Existing evidence regarding the overall effects of anti-hypertensive medication use on cognitive decline and dementia, as well as determining which specific class or agent provides the greatest neuroprotection, remains inconclusive. A significant body of evidence supports the potential beneficial effects of ARBs compared with other classes. However, most studies supporting ARBs’ ability to lower dementia risk have relied on preclinical evidence and observational data. To inform evidence-based clinical practice and relevant treatment guidelines, it is imperative to have high-quality evidence derived from large-scale, meticulously conducted prospective randomized controlled trials with long-term follow-up. An important clinical question arises regarding whether ARBs should replace ACEis in populations at high risk of neurocognitive disorders, given that both medications have similar indications and clinical uses, often leading to their interchangeable prescribing. While awaiting more robust evidence and consideration of dementia as an indication for ARB use in hypertensive individuals within clinical guidelines, it may be advisable to recommend ARBs over ACEis for those with indications for RAS inhibitors who express concern about or susceptibility to cognitive decline and dementia. Additionally, compared to ACEis, ARBs confer additional safety benefits, including a lower risk of cough, angioedema, pancreatitis, and gastrointestinal bleeding [98].

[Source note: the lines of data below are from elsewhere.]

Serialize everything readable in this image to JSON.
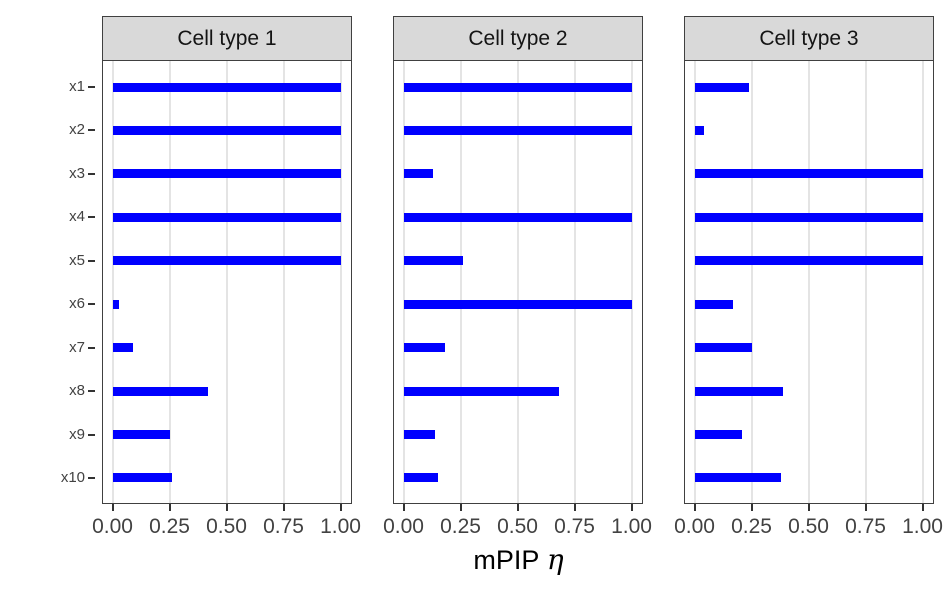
{
  "chart_data": {
    "type": "bar",
    "orientation": "horizontal",
    "title": "",
    "xlabel_text": "mPIP",
    "xlabel_symbol": "η",
    "categories": [
      "x1",
      "x2",
      "x3",
      "x4",
      "x5",
      "x6",
      "x7",
      "x8",
      "x9",
      "x10"
    ],
    "x_tick_labels": [
      "0.00",
      "0.25",
      "0.50",
      "0.75",
      "1.00"
    ],
    "x_tick_values": [
      0,
      0.25,
      0.5,
      0.75,
      1.0
    ],
    "xlim": [
      0,
      1
    ],
    "grid": "major-vertical-only",
    "legend": false,
    "series": [
      {
        "name": "Cell type 1",
        "values": [
          1.0,
          1.0,
          1.0,
          1.0,
          1.0,
          0.03,
          0.09,
          0.42,
          0.25,
          0.26
        ]
      },
      {
        "name": "Cell type 2",
        "values": [
          1.0,
          1.0,
          0.13,
          1.0,
          0.26,
          1.0,
          0.18,
          0.68,
          0.14,
          0.15
        ]
      },
      {
        "name": "Cell type 3",
        "values": [
          0.24,
          0.04,
          1.0,
          1.0,
          1.0,
          0.17,
          0.25,
          0.39,
          0.21,
          0.38
        ]
      }
    ],
    "colors": {
      "bar": "#0000FF",
      "strip_background": "#D9D9D9",
      "strip_border": "#404040",
      "panel_border": "#404040",
      "panel_background": "#FFFFFF",
      "gridline": "#E4E4E4",
      "tick_mark": "#333333",
      "tick_label": "#424242",
      "axis_title": "#000000"
    }
  }
}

Future research concerning the neurocognitive effects of ARBs and other anti-hypertensive classes should incorporate additional elements such as blood biomarkers, brain imaging scans, and genetic factors like APOE ε4 carrier status and familial aggregation. These measures can contribute to a deeper understanding of the underlying mechanisms driving the observed associations. Consideration should also be given to the pre-existing risk of cognitive decline and dementia in individuals, the duration and intensity of treatment, and the pharmacological properties of specific ARB agents (e.g., BBB permeability). These factors are important as they can potentially modify the associations of interest. Studies relying solely on baseline exposure data may be susceptible to biases, particularly long-term follow-up studies where the data are less representative of actual medication use. This issue is especially pertinent among older individuals, as their BP can vary, and changes in anti-hypertensive medication usage are common. To ensure the reliability and robustness of the results, careful consideration and elimination of potential biases commonly encountered in epidemiological studies, such as reverse causality, indication bias, biases arising from unmeasured or unobserved factors, time-varying treatment exposure, and uncertainty regarding dosages, are necessary.

Conclusion

ARBs may outperform other anti-hypertensive classes in preventing or delaying cognitive decline and dementia and, therefore, offer a promising therapeutic avenue. However, the inconsistent findings observed in previous studies regarding the neuroprotective effects of ARBs emphasize the need for future long-term follow-up studies involving larger and more diverse populations to yield more robust evidence in this context. Gaining a better understanding of the intricate mechanisms involved in the potential neurocognitive benefits of ARBs, mediated through interconnected RAS pathways and other mechanisms, can offer valuable insights into identifying molecular targets aimed at preventing and treating dementia and cognitive decline.